Thank you for your suggestion. We chose not to report additional clinical variables apart from the age at diagnosis and type of involvevement as we were not able to highlight any differences.
We added the following statement to the limitations of our study in the discussion section. Please see: “Future larger studies may also highlight additional associations with severity of disease or specific clinical phenotypes.”

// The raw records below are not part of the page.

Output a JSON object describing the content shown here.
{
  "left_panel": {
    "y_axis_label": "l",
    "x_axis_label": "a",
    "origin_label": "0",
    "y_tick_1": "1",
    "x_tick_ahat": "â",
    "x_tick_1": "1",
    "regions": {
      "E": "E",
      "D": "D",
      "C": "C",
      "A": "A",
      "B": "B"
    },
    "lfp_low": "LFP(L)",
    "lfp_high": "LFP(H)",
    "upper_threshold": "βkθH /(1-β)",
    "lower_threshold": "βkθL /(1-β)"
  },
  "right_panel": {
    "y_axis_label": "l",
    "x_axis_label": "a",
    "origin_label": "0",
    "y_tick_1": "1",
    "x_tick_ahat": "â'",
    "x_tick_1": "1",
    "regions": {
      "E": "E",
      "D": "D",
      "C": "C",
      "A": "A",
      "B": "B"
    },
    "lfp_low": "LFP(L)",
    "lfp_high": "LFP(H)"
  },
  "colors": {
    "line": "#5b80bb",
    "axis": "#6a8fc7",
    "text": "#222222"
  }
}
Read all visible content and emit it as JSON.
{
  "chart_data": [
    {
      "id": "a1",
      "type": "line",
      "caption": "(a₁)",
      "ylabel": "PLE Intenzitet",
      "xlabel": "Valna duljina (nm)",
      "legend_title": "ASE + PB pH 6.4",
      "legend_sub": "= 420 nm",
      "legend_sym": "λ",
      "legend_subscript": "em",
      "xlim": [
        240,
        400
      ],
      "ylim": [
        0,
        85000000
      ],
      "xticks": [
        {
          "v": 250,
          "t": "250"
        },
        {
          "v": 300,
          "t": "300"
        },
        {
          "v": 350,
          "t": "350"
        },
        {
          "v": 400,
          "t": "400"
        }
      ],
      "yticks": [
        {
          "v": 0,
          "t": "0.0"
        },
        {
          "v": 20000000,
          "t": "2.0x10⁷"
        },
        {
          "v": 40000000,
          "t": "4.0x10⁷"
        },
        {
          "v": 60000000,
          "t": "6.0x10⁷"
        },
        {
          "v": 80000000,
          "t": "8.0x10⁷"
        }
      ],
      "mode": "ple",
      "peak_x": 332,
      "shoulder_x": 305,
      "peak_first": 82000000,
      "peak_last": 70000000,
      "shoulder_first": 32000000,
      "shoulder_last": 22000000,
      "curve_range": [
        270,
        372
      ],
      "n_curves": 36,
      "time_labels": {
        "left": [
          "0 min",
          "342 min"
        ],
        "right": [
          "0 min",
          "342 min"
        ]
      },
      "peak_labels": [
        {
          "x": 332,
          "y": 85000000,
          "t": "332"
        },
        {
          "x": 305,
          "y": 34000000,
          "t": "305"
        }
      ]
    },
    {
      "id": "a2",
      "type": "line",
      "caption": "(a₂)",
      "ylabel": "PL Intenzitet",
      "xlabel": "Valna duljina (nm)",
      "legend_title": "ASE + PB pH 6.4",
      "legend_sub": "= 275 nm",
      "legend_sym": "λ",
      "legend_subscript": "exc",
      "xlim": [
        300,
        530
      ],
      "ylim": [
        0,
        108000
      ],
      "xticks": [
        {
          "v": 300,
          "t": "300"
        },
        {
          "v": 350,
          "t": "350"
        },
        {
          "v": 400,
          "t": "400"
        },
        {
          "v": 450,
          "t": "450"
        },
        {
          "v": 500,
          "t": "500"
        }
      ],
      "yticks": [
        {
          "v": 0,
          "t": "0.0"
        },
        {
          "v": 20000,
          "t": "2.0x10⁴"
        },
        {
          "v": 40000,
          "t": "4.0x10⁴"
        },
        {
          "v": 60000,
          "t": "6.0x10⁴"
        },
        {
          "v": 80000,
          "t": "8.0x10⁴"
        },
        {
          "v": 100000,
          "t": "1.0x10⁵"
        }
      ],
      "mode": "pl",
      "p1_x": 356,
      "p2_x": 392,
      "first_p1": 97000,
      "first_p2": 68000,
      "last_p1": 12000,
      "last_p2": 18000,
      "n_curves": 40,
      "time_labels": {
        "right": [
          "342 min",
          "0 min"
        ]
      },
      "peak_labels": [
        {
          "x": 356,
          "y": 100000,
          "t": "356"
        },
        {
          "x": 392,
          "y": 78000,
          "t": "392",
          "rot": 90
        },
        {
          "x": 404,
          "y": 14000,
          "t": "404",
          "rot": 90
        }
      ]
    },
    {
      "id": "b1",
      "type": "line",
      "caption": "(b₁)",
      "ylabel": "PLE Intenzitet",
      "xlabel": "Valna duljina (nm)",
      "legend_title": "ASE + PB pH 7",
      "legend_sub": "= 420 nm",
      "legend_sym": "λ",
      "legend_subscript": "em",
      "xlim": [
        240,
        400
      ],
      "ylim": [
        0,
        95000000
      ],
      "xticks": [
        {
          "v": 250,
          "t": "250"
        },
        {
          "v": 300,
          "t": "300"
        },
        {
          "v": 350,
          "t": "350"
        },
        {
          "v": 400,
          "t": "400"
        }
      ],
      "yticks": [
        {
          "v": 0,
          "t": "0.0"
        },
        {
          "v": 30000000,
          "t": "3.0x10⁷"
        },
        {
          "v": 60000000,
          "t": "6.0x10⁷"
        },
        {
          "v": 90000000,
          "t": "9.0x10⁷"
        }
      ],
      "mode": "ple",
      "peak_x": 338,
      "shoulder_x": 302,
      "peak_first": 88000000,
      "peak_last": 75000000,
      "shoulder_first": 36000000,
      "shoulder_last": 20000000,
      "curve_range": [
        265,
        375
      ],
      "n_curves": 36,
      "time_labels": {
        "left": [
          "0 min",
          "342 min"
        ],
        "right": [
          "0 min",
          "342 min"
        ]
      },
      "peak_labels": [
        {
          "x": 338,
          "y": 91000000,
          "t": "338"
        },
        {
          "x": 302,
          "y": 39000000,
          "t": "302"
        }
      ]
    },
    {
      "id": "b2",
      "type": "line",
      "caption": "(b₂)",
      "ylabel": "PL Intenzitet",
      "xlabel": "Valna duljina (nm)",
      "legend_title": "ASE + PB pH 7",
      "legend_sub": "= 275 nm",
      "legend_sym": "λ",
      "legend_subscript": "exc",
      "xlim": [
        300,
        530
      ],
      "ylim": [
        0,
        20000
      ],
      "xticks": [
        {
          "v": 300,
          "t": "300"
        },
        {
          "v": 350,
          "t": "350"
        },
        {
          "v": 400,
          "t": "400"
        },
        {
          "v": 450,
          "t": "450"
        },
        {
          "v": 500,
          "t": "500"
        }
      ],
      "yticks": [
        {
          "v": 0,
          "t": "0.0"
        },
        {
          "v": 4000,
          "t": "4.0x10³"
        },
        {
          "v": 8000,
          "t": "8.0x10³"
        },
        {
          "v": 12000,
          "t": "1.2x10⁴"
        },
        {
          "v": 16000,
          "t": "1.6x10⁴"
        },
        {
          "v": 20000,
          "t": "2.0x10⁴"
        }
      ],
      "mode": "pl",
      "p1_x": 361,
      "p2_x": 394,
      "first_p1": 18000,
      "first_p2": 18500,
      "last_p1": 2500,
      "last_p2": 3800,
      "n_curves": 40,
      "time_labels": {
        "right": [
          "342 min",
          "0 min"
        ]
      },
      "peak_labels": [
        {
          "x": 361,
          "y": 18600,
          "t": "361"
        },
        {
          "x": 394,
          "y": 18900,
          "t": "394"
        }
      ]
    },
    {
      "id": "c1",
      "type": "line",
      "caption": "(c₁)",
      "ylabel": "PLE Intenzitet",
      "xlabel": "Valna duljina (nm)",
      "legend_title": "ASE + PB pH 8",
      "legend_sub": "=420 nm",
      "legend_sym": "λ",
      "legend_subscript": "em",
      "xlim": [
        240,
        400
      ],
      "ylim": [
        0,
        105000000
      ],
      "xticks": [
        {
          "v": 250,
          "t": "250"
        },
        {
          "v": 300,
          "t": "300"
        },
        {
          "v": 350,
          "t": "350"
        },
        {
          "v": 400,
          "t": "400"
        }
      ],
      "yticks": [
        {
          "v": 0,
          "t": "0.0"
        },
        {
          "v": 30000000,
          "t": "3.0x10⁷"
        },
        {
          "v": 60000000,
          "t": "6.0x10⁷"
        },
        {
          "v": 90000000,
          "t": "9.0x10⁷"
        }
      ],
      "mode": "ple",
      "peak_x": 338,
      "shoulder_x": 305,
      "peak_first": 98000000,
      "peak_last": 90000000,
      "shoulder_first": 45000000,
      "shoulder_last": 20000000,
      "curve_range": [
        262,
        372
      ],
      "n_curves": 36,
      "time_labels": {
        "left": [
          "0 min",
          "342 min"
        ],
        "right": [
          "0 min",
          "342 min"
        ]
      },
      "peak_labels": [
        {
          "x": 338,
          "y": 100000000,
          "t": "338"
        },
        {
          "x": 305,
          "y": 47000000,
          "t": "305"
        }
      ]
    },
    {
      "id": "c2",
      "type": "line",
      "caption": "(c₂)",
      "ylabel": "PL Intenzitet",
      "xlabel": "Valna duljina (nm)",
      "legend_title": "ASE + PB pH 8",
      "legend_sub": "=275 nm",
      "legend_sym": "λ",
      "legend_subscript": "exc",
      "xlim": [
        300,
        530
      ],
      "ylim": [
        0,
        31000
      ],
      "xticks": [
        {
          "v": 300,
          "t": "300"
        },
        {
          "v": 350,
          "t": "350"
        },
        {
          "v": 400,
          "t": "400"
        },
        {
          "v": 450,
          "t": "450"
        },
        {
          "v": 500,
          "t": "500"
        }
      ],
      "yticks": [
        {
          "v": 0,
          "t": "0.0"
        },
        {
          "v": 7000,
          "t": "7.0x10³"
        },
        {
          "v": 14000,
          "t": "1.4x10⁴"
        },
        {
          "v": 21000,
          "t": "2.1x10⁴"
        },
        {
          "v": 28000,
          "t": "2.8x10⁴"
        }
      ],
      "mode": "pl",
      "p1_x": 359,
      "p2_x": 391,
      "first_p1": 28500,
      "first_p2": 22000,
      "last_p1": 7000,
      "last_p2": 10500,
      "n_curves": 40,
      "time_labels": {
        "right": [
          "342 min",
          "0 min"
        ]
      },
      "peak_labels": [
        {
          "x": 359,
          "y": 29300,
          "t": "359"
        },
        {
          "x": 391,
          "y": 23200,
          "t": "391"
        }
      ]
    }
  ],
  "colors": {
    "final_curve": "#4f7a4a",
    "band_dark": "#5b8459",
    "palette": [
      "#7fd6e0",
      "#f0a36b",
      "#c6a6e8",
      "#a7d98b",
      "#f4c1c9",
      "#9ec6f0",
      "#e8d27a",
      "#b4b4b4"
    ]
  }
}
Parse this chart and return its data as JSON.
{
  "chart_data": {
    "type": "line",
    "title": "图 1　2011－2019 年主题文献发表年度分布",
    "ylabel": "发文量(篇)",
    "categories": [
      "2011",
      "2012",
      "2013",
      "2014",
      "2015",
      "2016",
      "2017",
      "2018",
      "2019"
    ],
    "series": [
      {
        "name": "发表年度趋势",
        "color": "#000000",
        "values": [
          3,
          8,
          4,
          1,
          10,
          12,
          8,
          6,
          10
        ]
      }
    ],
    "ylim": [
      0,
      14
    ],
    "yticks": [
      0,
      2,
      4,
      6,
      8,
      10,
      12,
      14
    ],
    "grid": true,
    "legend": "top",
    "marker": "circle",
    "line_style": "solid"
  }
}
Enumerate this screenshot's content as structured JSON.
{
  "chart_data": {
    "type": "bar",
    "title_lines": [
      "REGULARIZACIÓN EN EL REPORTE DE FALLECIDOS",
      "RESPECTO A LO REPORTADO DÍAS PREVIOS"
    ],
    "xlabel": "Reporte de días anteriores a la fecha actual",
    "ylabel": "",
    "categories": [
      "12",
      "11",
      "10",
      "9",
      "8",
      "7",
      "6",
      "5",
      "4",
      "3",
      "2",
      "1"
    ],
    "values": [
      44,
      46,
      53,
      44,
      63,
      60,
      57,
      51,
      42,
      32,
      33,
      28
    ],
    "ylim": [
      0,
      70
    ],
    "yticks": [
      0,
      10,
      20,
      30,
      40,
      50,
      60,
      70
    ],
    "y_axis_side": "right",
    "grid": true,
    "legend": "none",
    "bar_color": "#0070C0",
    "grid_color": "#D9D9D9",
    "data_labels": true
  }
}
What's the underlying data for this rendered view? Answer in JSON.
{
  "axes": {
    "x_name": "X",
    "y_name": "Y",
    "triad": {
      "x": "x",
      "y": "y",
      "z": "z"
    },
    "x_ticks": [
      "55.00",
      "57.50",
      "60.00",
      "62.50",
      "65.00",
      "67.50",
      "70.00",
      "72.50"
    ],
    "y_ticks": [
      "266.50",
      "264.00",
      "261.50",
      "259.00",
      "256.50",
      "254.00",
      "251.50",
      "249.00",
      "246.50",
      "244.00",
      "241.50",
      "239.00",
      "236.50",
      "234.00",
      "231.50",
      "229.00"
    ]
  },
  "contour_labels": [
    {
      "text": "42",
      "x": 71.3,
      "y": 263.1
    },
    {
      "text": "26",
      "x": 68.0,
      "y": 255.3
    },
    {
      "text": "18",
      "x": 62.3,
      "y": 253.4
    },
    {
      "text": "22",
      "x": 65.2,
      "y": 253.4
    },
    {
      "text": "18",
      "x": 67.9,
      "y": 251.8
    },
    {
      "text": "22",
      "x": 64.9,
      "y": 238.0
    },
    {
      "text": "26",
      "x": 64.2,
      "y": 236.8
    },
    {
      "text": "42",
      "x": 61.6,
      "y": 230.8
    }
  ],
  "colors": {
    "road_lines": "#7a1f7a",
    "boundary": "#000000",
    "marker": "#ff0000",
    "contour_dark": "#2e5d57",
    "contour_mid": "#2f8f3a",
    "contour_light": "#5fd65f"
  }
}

The authors refer to the increased susceptibility of HLA-Cw6+ psoriasis patients to methotrexate treatment. Methotrexate is also used in the treatment of patients diagnosed with pemphigus and other autoimmune blistering disorders. Did HLA-Cw6+ patients identified by the authors receive such a treatment? I encourage the authors to address this issue and comment on the potential value of HLA-Cw6 as a predictor of a better response to methotrexate in pemphigus patients.
Best regards!
Thank you for your consideration. None of the Cw6+ patients were treated with methotrexate, but we agree that HLA-Cw6 may predict a better response to methotrexate in pemphigus vulgaris patients as well, and this aspect should be investigated in future studies.
A sentence about this topic has been added to the Discussion accordingly. Please see in the text: “No patient from the HLA-Cw6+ groups in our study has been treated with methotrexate; therefore, we are unable to provide information on a potential predictive role of this allele towards methotrexate response in pemphigus and pemphigoid, as occurs in the context of psoriasis.”
Round 2
Reviewer 1 Report
Comments and Suggestions for AuthorsThe report presented negative findings for the HLA-Cw6 polymorphism in pemphigus and BP compared to the controls. However, the results also seem informative and novel. The revised manuscript has addressed all the concerns in my review, making it now acceptable.
Comments on the Quality of English LanguageThe English language is acceptable in this revised manuscript.